Gradually and partly due to the cross-fertilization between theory and practice, the unbreakable link between landscape, spatial planning and spatial planning has become the starting point for projects, lessons, lectures and advice and implementation files.
The historical perspective is always present. In the Royal Commission for Monuments and Sites of the Brussels-Capital Region, where she has been active as landscape expert since 2011, files relating to heritage landscapes, greenery in urban context and landscape in public domain, are assigned to her. The same task has been assigned in the Regional Development Commission of the Brussels region. She is also a landscape expert in the Gecoro (planning organism) of the municipality Sint-Pieters-Leeuw and the city Halle.
She is also convinced that ethics in the handling of files is the basis for sustainability. Sustainability should be more than a buzzword and can be put into practice by developing expertly substantiated long-term visions. In the current crisis, this awareness and striving is a daily occurrence and should also challenge design to use the available resources creatively and sparingly.
Knowledge is inextricably linked with research and experience, with testing theory against practice and vice versa. Investigation consists of contacting sources and witnesses of all kinds and physical contact with objects, people, and locations. By frequently and intensively dealing with these things, a wealth of knowledge and experience was gained.

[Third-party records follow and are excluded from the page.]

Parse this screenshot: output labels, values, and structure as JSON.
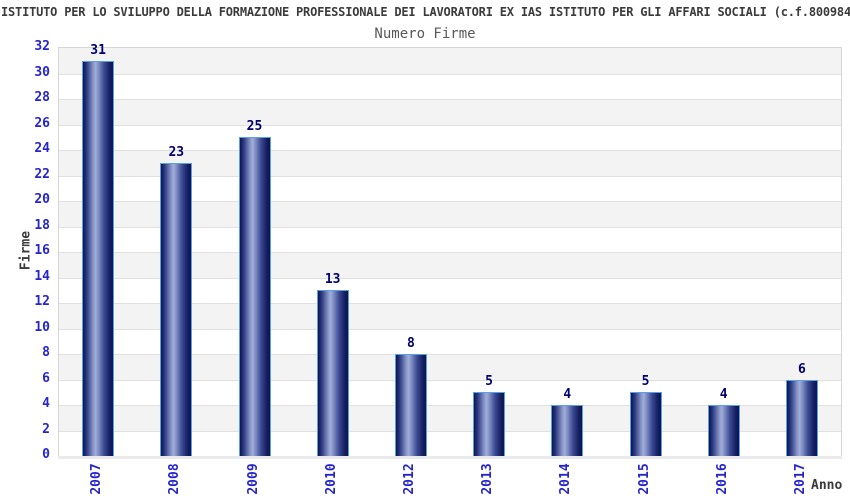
{
  "title": "ISTITUTO PER LO SVILUPPO DELLA FORMAZIONE PROFESSIONALE DEI LAVORATORI EX IAS ISTITUTO PER GLI AFFARI SOCIALI (c.f.800984",
  "subtitle": "Numero Firme",
  "axes": {
    "y_label": "Firme",
    "x_label": "Anno"
  },
  "chart_data": {
    "type": "bar",
    "title": "Numero Firme",
    "categories": [
      "2007",
      "2008",
      "2009",
      "2010",
      "2012",
      "2013",
      "2014",
      "2015",
      "2016",
      "2017"
    ],
    "values": [
      31,
      23,
      25,
      13,
      8,
      5,
      4,
      5,
      4,
      6
    ],
    "xlabel": "Anno",
    "ylabel": "Firme",
    "ylim": [
      0,
      32
    ],
    "ytick_step": 2,
    "grid": true,
    "alternating_bands": true,
    "legend": false
  },
  "colors": {
    "tick_label_blue": "#2525cd",
    "value_label_navy": "#000070",
    "title_gray": "#3b3b3b",
    "subtitle_gray": "#585858",
    "band_gray": "#f3f3f3",
    "gridline_gray": "#e0e0e0",
    "plot_border_gray": "#d6d6d6",
    "bar_border_lightblue": "#58a2e2",
    "bar_edge_dark": "#0d1553",
    "bar_mid": "#3c4a94",
    "bar_highlight": "#a2aed9"
  }
}
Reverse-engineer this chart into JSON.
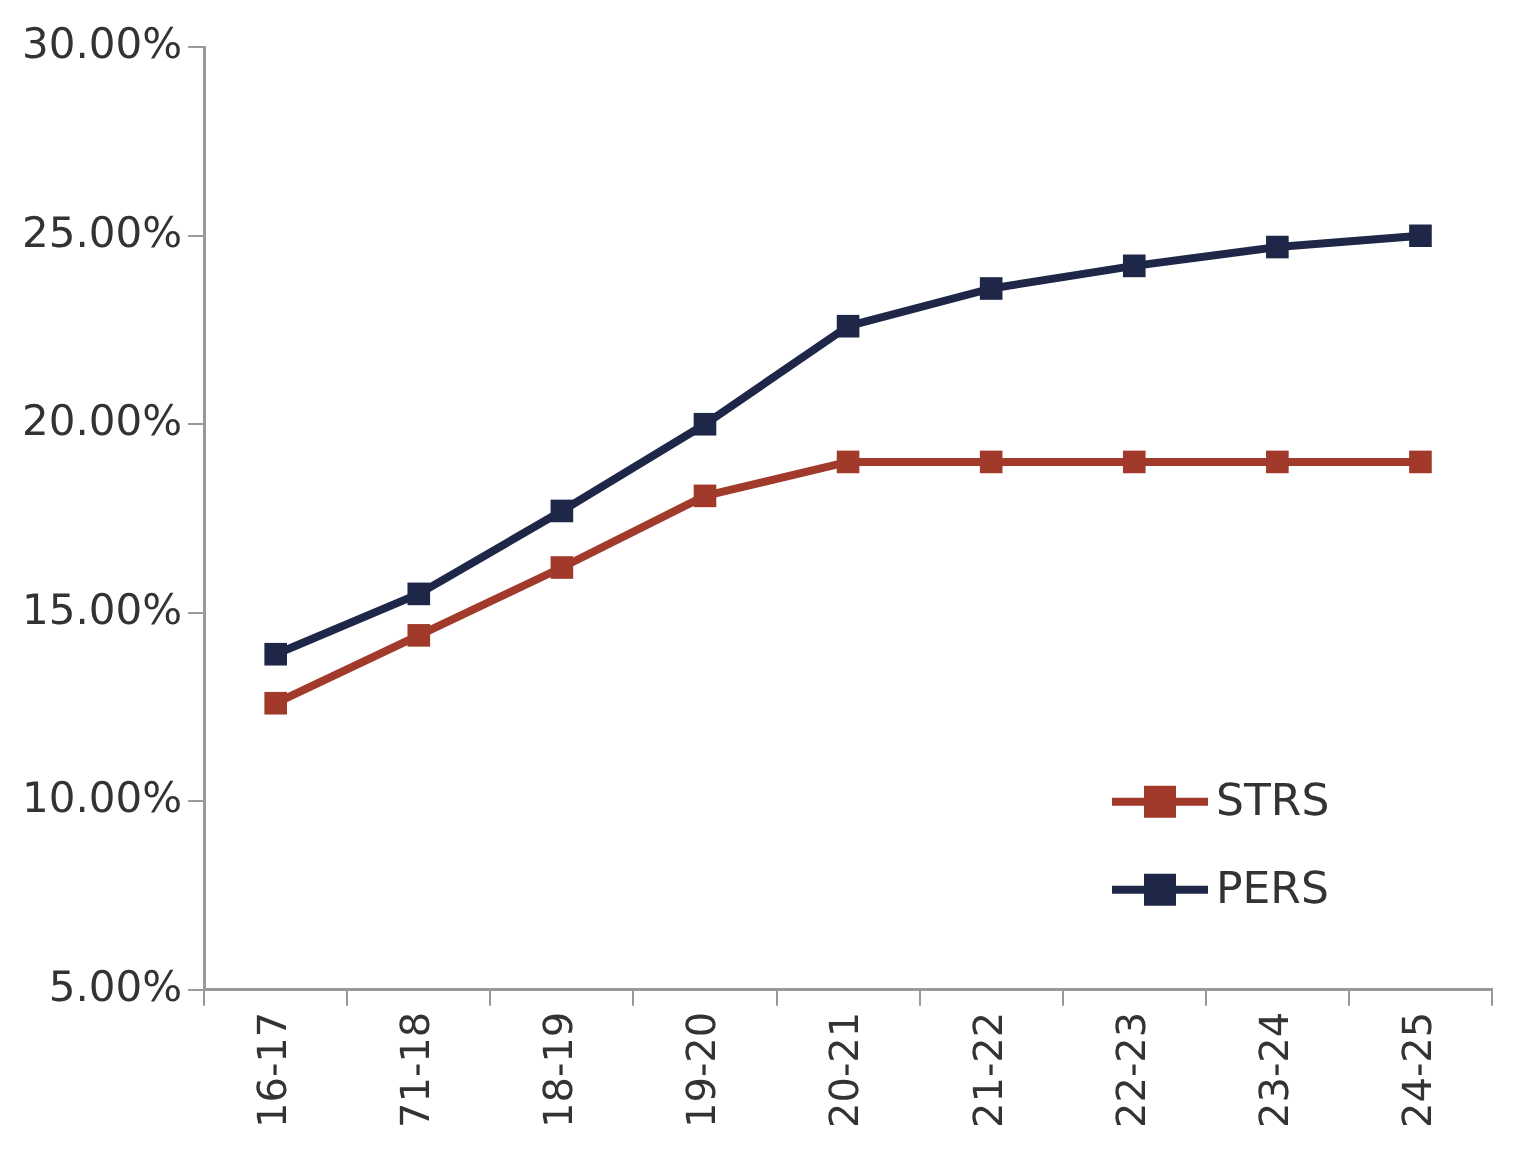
{
  "chart_data": {
    "type": "line",
    "categories": [
      "16-17",
      "71-18",
      "18-19",
      "19-20",
      "20-21",
      "21-22",
      "22-23",
      "23-24",
      "24-25"
    ],
    "series": [
      {
        "name": "STRS",
        "color": "#a23a2c",
        "values": [
          12.6,
          14.4,
          16.2,
          18.1,
          19.0,
          19.0,
          19.0,
          19.0,
          19.0
        ]
      },
      {
        "name": "PERS",
        "color": "#1e2748",
        "values": [
          13.9,
          15.5,
          17.7,
          20.0,
          22.6,
          23.6,
          24.2,
          24.7,
          25.0
        ]
      }
    ],
    "ylim": [
      5,
      30
    ],
    "yticks": [
      {
        "value": 5,
        "label": "5.00%"
      },
      {
        "value": 10,
        "label": "10.00%"
      },
      {
        "value": 15,
        "label": "15.00%"
      },
      {
        "value": 20,
        "label": "20.00%"
      },
      {
        "value": 25,
        "label": "25.00%"
      },
      {
        "value": 30,
        "label": "30.00%"
      }
    ],
    "grid": false,
    "legend": "bottom right",
    "marker": "square",
    "line_style": "solid"
  }
}
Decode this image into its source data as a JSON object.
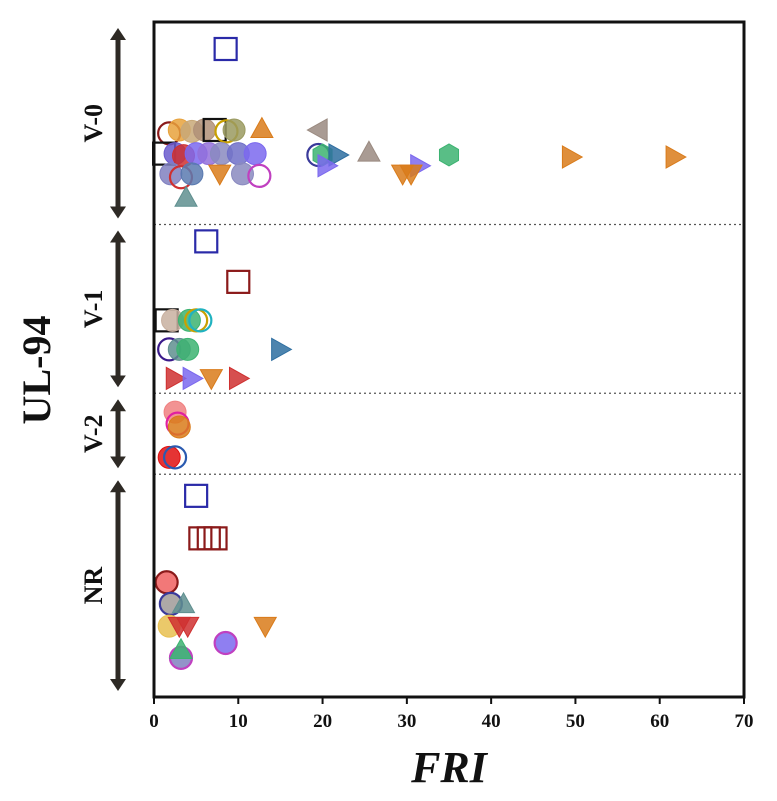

Still enjoying the moment when one gains insight and experiences and exposes the soul of the place. Ann Voets sees it as a task and an assignment to describe, interpret and make these acquired insights available to authorities, private owners, students and interested parties: you can call it a commitment to share that knowledge. It is about more than personal intellectual enrichment, than knowledge is about knowledge, but that it is about social engagement with knowledge as the basis
for respect, with knowledge as a condition for recognizing authenticity, with knowledge of the past as the basis for insight into the present and the future, with knowledge as the basis of a matrix for quality and sustainability.
Landscape architecture is the pivot around which personal interests revolve and which allow to explore both ‘near and far relations’ between history, architecture, urban design, art and landscape. The most fascinating and challenging research themes often lie at interfaces between different disciplines.
Both at school and in private practice, there has been an interaction between the various disciplines, which has led to an integrated and multidisciplinary approach to design and advice files. The combination of the disciplines naturally contributes to a better understanding of the often complex and at times even contradictory context,
which can be used for projects of all kinds.